While teams are not expected to assemble in the West Indies much in advance of the first game on April 30, most would have originally planned to travel through Europe, transiting in London. Whether this will still be possible is unclear, but many are thought to be working on alternatives.
The major headache is for Afghanistan, who have qualified for the event after a tremendous two-year run in which they fought their way up through five tiers of the ICC’s World Cricket League. Afghanistan, currently in Abu Dhabi, were scheduled to travel to the West Indies via London, on Friday, but obviously this was not possible.
The players and support staff all have valid UK transit visas, but with this route currently shut down, they may have to apply for US visas.
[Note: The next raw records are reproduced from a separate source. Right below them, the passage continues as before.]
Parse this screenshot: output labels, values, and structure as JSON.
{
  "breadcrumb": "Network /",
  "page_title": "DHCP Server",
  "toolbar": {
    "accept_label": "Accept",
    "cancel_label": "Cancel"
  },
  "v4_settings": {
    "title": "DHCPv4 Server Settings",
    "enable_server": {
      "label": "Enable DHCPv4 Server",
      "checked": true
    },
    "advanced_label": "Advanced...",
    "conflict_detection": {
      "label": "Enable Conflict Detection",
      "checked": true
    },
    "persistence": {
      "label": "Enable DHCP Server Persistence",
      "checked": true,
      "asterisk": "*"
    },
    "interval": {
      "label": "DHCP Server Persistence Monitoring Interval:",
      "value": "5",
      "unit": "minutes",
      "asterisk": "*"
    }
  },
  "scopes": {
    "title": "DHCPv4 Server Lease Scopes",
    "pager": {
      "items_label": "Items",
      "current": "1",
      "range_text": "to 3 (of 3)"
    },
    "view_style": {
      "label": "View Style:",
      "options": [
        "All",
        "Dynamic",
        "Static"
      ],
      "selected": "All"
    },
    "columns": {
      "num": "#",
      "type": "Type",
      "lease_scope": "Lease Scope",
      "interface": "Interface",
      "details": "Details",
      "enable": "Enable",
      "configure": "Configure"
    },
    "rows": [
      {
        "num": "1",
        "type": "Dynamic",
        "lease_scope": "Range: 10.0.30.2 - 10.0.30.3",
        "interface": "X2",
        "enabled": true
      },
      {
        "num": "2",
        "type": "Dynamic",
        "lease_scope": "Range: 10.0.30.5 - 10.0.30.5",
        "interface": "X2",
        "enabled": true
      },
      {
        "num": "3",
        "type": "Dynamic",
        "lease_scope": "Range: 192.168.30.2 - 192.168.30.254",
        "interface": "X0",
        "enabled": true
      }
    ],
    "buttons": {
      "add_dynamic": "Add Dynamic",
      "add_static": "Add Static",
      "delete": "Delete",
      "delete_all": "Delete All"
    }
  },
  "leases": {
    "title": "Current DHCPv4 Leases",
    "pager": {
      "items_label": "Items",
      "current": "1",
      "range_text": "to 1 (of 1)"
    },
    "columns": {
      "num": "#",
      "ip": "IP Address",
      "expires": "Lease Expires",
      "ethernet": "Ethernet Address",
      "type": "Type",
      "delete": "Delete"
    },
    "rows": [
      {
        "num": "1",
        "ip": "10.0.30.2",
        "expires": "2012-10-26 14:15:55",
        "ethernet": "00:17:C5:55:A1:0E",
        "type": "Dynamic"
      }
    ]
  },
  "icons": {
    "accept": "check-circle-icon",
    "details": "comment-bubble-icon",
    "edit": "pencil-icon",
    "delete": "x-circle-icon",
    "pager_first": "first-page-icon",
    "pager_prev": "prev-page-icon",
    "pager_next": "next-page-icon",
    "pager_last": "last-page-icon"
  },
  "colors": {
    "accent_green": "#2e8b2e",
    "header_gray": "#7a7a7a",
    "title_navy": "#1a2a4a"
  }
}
Given that securing US visas is a difficult task at the best of times for Afghans, the ICC’s logistics team is dealing with a full-fledged challenge.
While it was expected that other teams would, in the worst-case scenario, change their travel plans and fly via America, no clear answer was forthcoming on how Afghanistan would make it to the event.
“I don’t think anyone could have seen this one coming and the effect this volcanic eruption has had on air travel is unprecedented,” said an ICC spokesperson. “We are exploring all possible options and our events/travel teams are working extremely hard to make sure no stone is left unturned.”
The other obvious affected party is England, but they are still hoping that a window will open in which they can fly out. If this fails, they could try another port in Europe, or take the US route, with visas not being a serious problem for people holding British passports.
A spokesperson for the England & Wales Cricket Board said the situation was being monitored closely but no decision on changing travel plans had been taken yet.